Todavía es tiempo de irse. Está oscureciendo, y las sombras flácidas y suaves de la noche andaluza caen con rapidez. No hay electricidad, no hay tranvías, ni policías en las esquinas, Sólo la oscuridad y el estertor de una ciudad estrangulada: un disparo, un grito embriagado, un gemido en una calle más allá. Milicianos que pasan corriendo, sin saber dónde ir, como dementes. Mujeres con mantillas negras que revolotean como murciélagos en las sombras de las casas. Por alguna parte el ruido de un cristal roto, el parabrisas de un coche. […] La ciudad ya no tiene servicios públicos; sus huesos se han suavizado, sus nervios, sus tendones, sus músculos se descomponen, el complejo organismo ha degenerado en una medusa amorfa. ¿Qué es la agonía de un individuo comparada con la agonía de una ciudad? La muerte es un proceso biológico natural, pero aquí un organismo social, los cimientos de la propia civilización se dislocan.[…] Un ejército de invasores extranjeros acampa detrás de las colinas, recuperando fuerzas para mañana, ocupar estas calles e inundarlas con la sangre de personas cuya lengua no comprende, con quienes no tiene pleitos pendientes, y cuya existencia ayer le era tan desconocida como indiferente le será mañana su muerte. Aún es, probablemente, hora de huir. La casa de Sir Peter se encuentra en una colina a ochocientos metros de la ciudad. Cruzo por campos oscuros, me pierdo. […] Sir Peter está sentado ante el escritorio a la luz de una lámpara de petróleo, aparentemente inconsciente de lo que sucede fuera - perfecta imagen victoriana en medio del diluvio apocalíptico-. Me siento un poco como Job; además, tengo remordimientos porque llego tarde para cenar y mi ropa está sucia, en el camino hubo otro ataque aéreo y tuve que arrastrarme por los surcos de labranza

Sir Peter Charmers Mitchell y Arthur Koestler sobrevivieron a aquellas horas y pudieron contarlo. Tras la caída de Málaga, las fuerzas de Franco bombardearon a los que huían por la carretera hacia Almería, la mayoría de ellos eran mujeres, ancianos y niños. Nunca se contabilizaron los cadáveres. Se calcula que unas cinco mil personas perdieron la vida en aquellas cunetas.
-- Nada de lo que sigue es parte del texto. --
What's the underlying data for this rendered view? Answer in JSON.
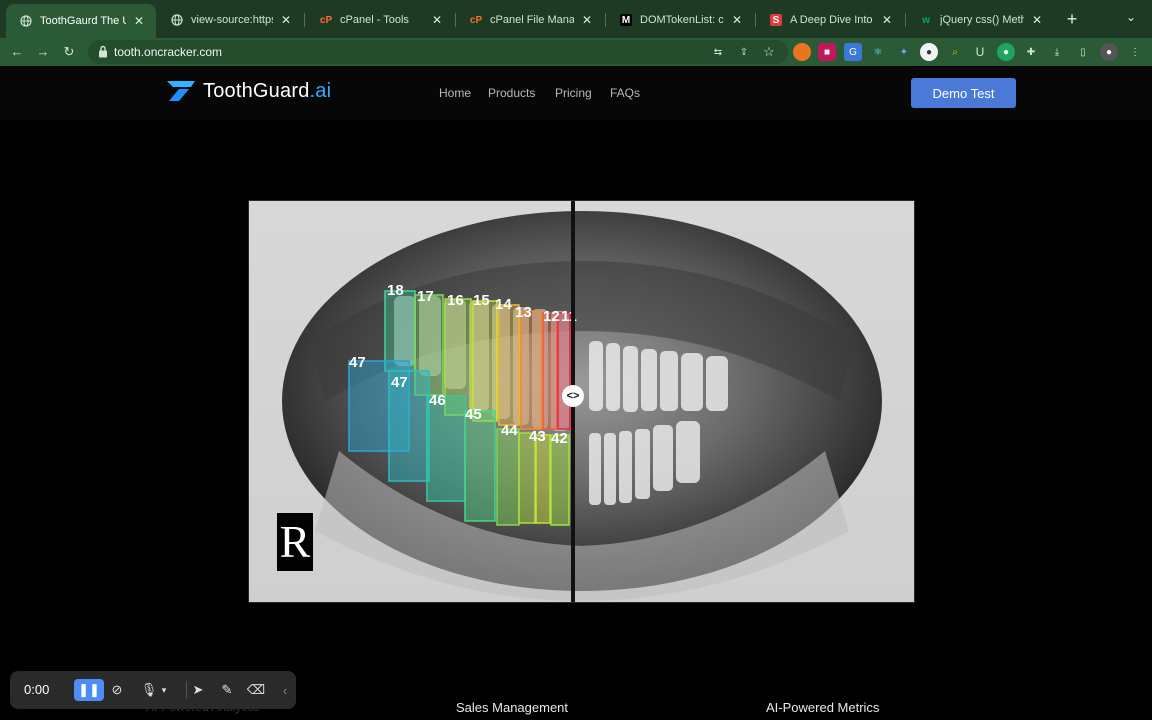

En cuanto las tropas nacionales entraron en la ciudad, se inició la represión. Sólo en la primera semana se produjeron más de 3.500 fusilamientos. Hace ahora un año se exhumaron en el cementerio de Málaga los cuerpos de la mayor fosa común de Europa (si exceptuamos los crímenes del nazismo). Allí fueron a parar la mayoría de los ajusticiados por Franco. Entre los cadáveres también se encontraban los restos de de 349 niños menores de doce años. La represión continuó durante décadas.

La palabra es un arma contra el olvido. Mientras se recuerde la historia su enseñanza permanece.

Madrugada 8 de febrero. Setenta y cuatro años después de aquella infamia.